Sejak kapan Vander menjadi anak penurut? Memang iya, kalau dirasa egonya masih bisa dilawan. Tapi kali ini bukan saatnya. Ada urusan yang harus dia selesaikan. Lagi dan lagi menyangkut orang lain sementara dirinya sendiri terabaikan.
Pagi hari saat seharusnya Vander tidak pergi ke manapun, malah sudah siap dengan seragam lengkap. Dia sedang menunggu kedatangan Jami. Nekat mengambil jalur ala maling, keluar dari jendela untuk kabur.
Ponselnya berdering karena panggilan dari Jami. Segera Vander bersiap namun naas, saat dia beranjak monster di kepalanya kembali berulah. Terlalu menyakitkan sampai kakinya tak mampu menopang.
"Kenapa harus sekarang sih. Argh!" Terduduk menyandar dinding dekat jendela, kepalanya dia pukul berharap sakit di dalam dapat segera luruh.
Vander mengerang. Satu-satunya penyelamat berada dalam tas. Saat dirasa mendapat tenaga, dia acak tasnya brutal mencari tabung berisi butir-butir pil pahit.
Buliran keringat sudah membuat rambutnya basah bahkan sebelum dia lancarkan aksi melarikan diri. Ponselnya terus berdering dan Jami sudah bersungut-sungut kesal karena waktu masuk semakin dekat.
Sampai tak menyadari Vander datang dengan wajah bermandikan keringat serta pucat.
"Anjing lama banget bangsat."
"Sorry sorry."
"Lagi lo ngapa sampe dilarang sekolah segala? Dipingit lo?"
Sambil mengenakan helm setelah naik di belakang Jami, Vander menjawab, "Panjang ceritanya. Buruan berangkat. Ngepot-ngepot kalo perlu."
"Ngepot pala lu pitak."
Meski berujar tak setuju, tetap saja Jami lajukan motor Ninja nya bak pembalap handal di sirkuit.

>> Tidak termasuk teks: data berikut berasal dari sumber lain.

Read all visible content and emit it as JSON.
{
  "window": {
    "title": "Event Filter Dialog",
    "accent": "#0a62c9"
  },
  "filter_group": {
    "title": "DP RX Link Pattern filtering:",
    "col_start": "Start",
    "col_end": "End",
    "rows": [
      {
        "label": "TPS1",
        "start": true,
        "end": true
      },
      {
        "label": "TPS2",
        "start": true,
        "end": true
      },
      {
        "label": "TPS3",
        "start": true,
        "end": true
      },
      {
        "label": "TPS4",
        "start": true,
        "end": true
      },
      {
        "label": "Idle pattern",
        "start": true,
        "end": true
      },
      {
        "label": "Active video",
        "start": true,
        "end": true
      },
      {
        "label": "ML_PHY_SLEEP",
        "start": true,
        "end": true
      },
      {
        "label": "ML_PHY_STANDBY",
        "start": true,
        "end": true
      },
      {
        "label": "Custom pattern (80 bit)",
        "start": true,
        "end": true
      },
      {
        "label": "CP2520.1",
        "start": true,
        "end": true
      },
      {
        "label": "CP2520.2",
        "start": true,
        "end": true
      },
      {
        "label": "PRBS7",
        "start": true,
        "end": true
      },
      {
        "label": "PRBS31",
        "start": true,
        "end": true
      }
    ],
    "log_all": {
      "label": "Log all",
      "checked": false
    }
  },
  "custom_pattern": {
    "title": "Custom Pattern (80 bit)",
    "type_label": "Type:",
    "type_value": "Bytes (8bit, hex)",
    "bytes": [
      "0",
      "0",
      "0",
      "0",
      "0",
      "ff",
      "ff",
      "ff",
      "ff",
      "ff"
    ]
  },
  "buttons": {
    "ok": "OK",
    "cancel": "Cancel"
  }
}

Sayang. Pintu gerbang baru saja ditutup bahkan satpam masih memegang handle gerbang dari dalam.
"Vander lagi, Jami lagi," ucapan sang satpam terdengar bahwa bukan pertama kali mereka terlambat.
"Thank you pak bro!" teriak Vander seraya mengangkat tangan setelah dibukakan gerbang.
Si satpam menggeleng melihat polah siswa-siswa itu. "Tengkyu tengkyu. Belum aja dihukum bocah."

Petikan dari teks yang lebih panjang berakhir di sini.